I treasure this set for its inclusion of Street of Shame, Mizoguchi's final work and perhaps my favorite vintage Japanese film with a contemporary setting. Machiko Kyo is at her best as the sexy, sassy and Americanized Mickey.
This was a true revelation. Once I never would have guessed that Japanese films from the 1930s and the WWII era could be so fresh, so funny and so relevant. I've also found Sadao Yamanaka to fall into the same ahead-of-his-time category. Ornamental Hairpiece is especially magnificent. I know there's plenty enough other Shimizu classics to make up another Eclipse volume or two. That would make me sound just like the bus-driving Mr. Thank You: "Arigatooo! Arigatoooo!"
The calm and gentle manner of Ozu is an acquired taste, and I like to think of him as the Mister Rogers of Japanese cinema. Which I say as a great admirer of Fred Rogers. This Eclipse set was my introduction to his work, and even with my subsequent appreciation of his biggies like Tokyo Story, I still have a special fondness for it. The underrated Late Autumn is my personal favorite Ozu.
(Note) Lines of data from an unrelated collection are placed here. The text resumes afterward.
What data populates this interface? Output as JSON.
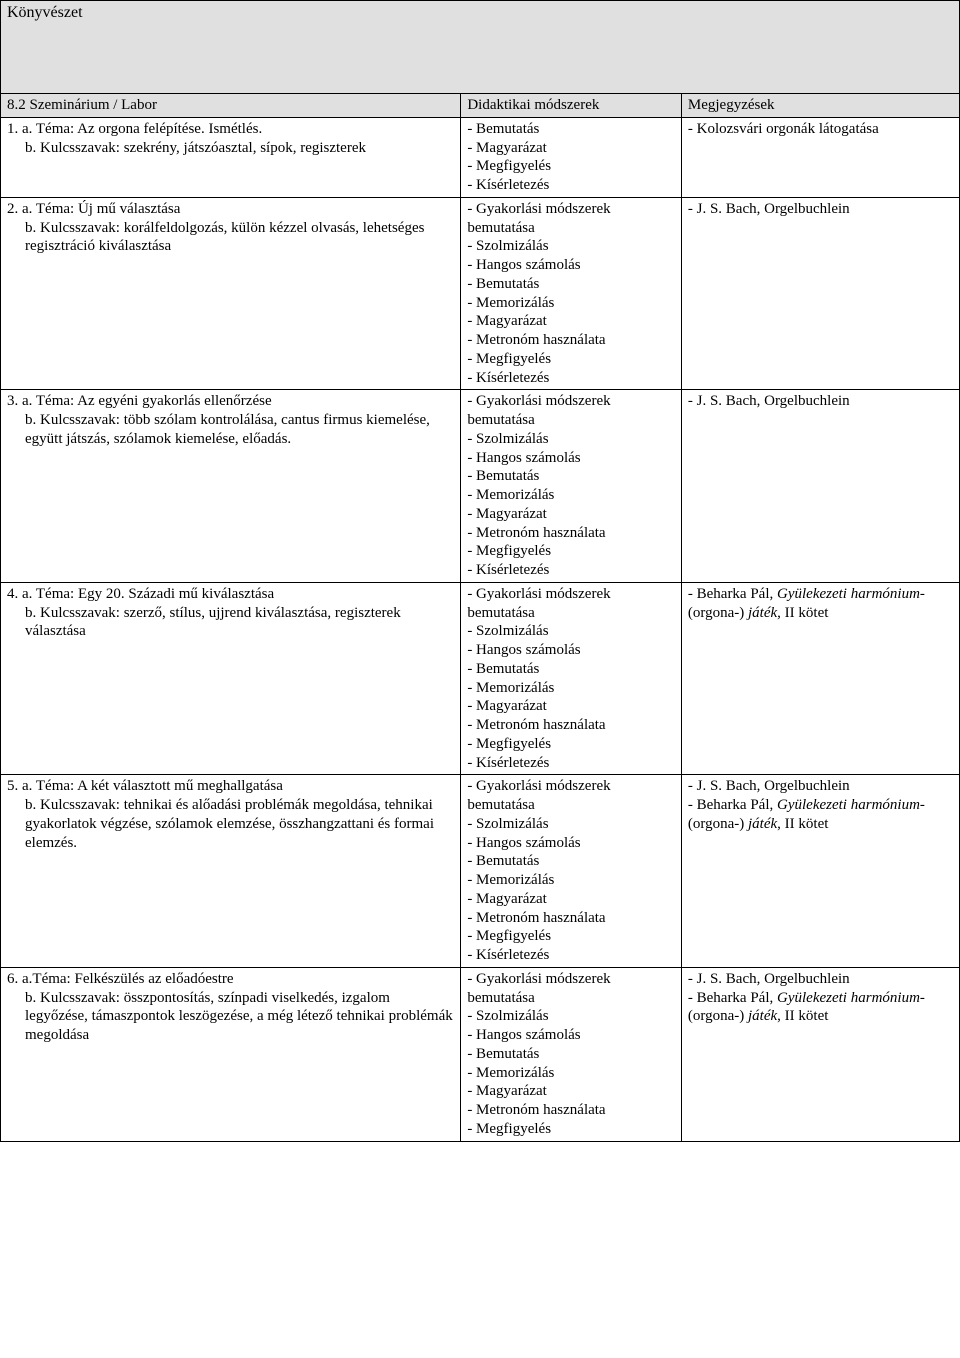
{
  "colors": {
    "header_bg": "#e0e0e0",
    "border": "#000000",
    "text": "#000000",
    "page_bg": "#ffffff"
  },
  "typography": {
    "font_family": "Times New Roman",
    "body_size_pt": 11,
    "header_size_pt": 12
  },
  "header": {
    "title": "Könyvészet",
    "col_headers": {
      "seminar": "8.2 Szeminárium / Labor",
      "methods": "Didaktikai módszerek",
      "notes": "Megjegyzések"
    }
  },
  "rows": [
    {
      "topic_a": "1. a. Téma: Az orgona felépítése. Ismétlés.",
      "topic_b": "b. Kulcsszavak: szekrény, játszóasztal, sípok, regiszterek",
      "methods": [
        "- Bemutatás",
        "- Magyarázat",
        "- Megfigyelés",
        "- Kísérletezés"
      ],
      "notes": [
        {
          "text": "- Kolozsvári orgonák látogatása",
          "italic": false
        }
      ]
    },
    {
      "topic_a": "2. a. Téma: Új mű választása",
      "topic_b": "b. Kulcsszavak: korálfeldolgozás, külön kézzel olvasás, lehetséges regisztráció kiválasztása",
      "methods": [
        "- Gyakorlási módszerek bemutatása",
        "- Szolmizálás",
        "- Hangos számolás",
        "- Bemutatás",
        "- Memorizálás",
        "- Magyarázat",
        "- Metronóm használata",
        "- Megfigyelés",
        "- Kísérletezés"
      ],
      "notes": [
        {
          "text": "- J. S. Bach, Orgelbuchlein",
          "italic": false
        }
      ]
    },
    {
      "topic_a": "3. a. Téma: Az egyéni gyakorlás ellenőrzése",
      "topic_b": "b. Kulcsszavak: több szólam kontrolálása, cantus firmus kiemelése, együtt játszás, szólamok kiemelése, előadás.",
      "methods": [
        "- Gyakorlási módszerek bemutatása",
        "- Szolmizálás",
        "- Hangos számolás",
        "- Bemutatás",
        "- Memorizálás",
        "- Magyarázat",
        "- Metronóm használata",
        "- Megfigyelés",
        "- Kísérletezés"
      ],
      "notes": [
        {
          "text": "- J. S. Bach, Orgelbuchlein",
          "italic": false
        }
      ]
    },
    {
      "topic_a": "4. a. Téma: Egy 20. Századi mű kiválasztása",
      "topic_b": "b. Kulcsszavak: szerző, stílus, ujjrend kiválasztása, regiszterek választása",
      "methods": [
        "- Gyakorlási módszerek bemutatása",
        "- Szolmizálás",
        "- Hangos számolás",
        "- Bemutatás",
        "- Memorizálás",
        "- Magyarázat",
        "- Metronóm használata",
        "- Megfigyelés",
        "- Kísérletezés"
      ],
      "notes": [
        {
          "text": "- Beharka Pál, ",
          "italic": false
        },
        {
          "text": "Gyülekezeti harmónium-",
          "italic": true
        },
        {
          "text": " (orgona-) ",
          "italic": false
        },
        {
          "text": "játék",
          "italic": true
        },
        {
          "text": ", II kötet",
          "italic": false
        }
      ]
    },
    {
      "topic_a": "5. a. Téma: A két választott mű meghallgatása",
      "topic_b": "b. Kulcsszavak: tehnikai és alőadási problémák megoldása, tehnikai gyakorlatok végzése, szólamok elemzése, összhangzattani és formai elemzés.",
      "methods": [
        "- Gyakorlási módszerek bemutatása",
        "- Szolmizálás",
        "- Hangos számolás",
        "- Bemutatás",
        "- Memorizálás",
        "- Magyarázat",
        "- Metronóm használata",
        "- Megfigyelés",
        "- Kísérletezés"
      ],
      "notes": [
        {
          "text": "- J. S. Bach, Orgelbuchlein",
          "italic": false,
          "break": true
        },
        {
          "text": "- Beharka Pál, ",
          "italic": false
        },
        {
          "text": "Gyülekezeti harmónium-",
          "italic": true
        },
        {
          "text": " (orgona-) ",
          "italic": false
        },
        {
          "text": "játék",
          "italic": true
        },
        {
          "text": ", II kötet",
          "italic": false
        }
      ]
    },
    {
      "topic_a": "6. a.Téma: Felkészülés az előadóestre",
      "topic_b": "b. Kulcsszavak: összpontosítás, színpadi viselkedés, izgalom legyőzése, támaszpontok leszögezése, a még létező tehnikai problémák megoldása",
      "methods": [
        "- Gyakorlási módszerek bemutatása",
        "- Szolmizálás",
        "- Hangos számolás",
        "- Bemutatás",
        "- Memorizálás",
        "- Magyarázat",
        "- Metronóm használata",
        "- Megfigyelés"
      ],
      "notes": [
        {
          "text": "- J. S. Bach, Orgelbuchlein",
          "italic": false,
          "break": true
        },
        {
          "text": "- Beharka Pál, ",
          "italic": false
        },
        {
          "text": "Gyülekezeti harmónium-",
          "italic": true
        },
        {
          "text": " (orgona-) ",
          "italic": false
        },
        {
          "text": "játék",
          "italic": true
        },
        {
          "text": ", II kötet",
          "italic": false
        }
      ]
    }
  ]
}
Another immersion in a director I'd never encountered before and came to admire big time. I also got to know Masumi Harukawa, the chubby beauty who stars in two of these movies and has become one of my top favorite Japanese actresses (also seen in a couple of Zatoichi installments).
I resisted this set at first because I used to think I wasn't interested in yakuza films. Nikkatsu Noir changed my mind with five stylistic dazzlers. Cruel Gun Story stands out as one of the best heist films I've ever seen.
Full disclosure: I actually own the Masters of Cinema edition, not the Criterion. But regardless of the publisher, this is a thrilling, visually arresting masterpiece. Whenever Criterion releases a Blu-ray upgrade to accompany the recent Kuroneko, I'll jump right on board.
As with Onibaba, I own a U.K. edition of this one. I really disliked Teshigahara's Face of Another and had no interest in buying the box set that includes it. But this one is a totally different matter in my book. It's a deranged parable with images that stick in your mind forever. Give us the Blu-ray if you want to convert me, Criterion.
And last, this is a total oddball that I might never have discovered if not for the Criterion release and all the positive buzz surrounding it. I'm not a horror enthusiast and I would likely have dismissed House as silly teen girl fluff. But oh my goodness, is it ever a wonderful and delirious experience. Thank you, Criterion, for opening my gaijin eyes time and time again.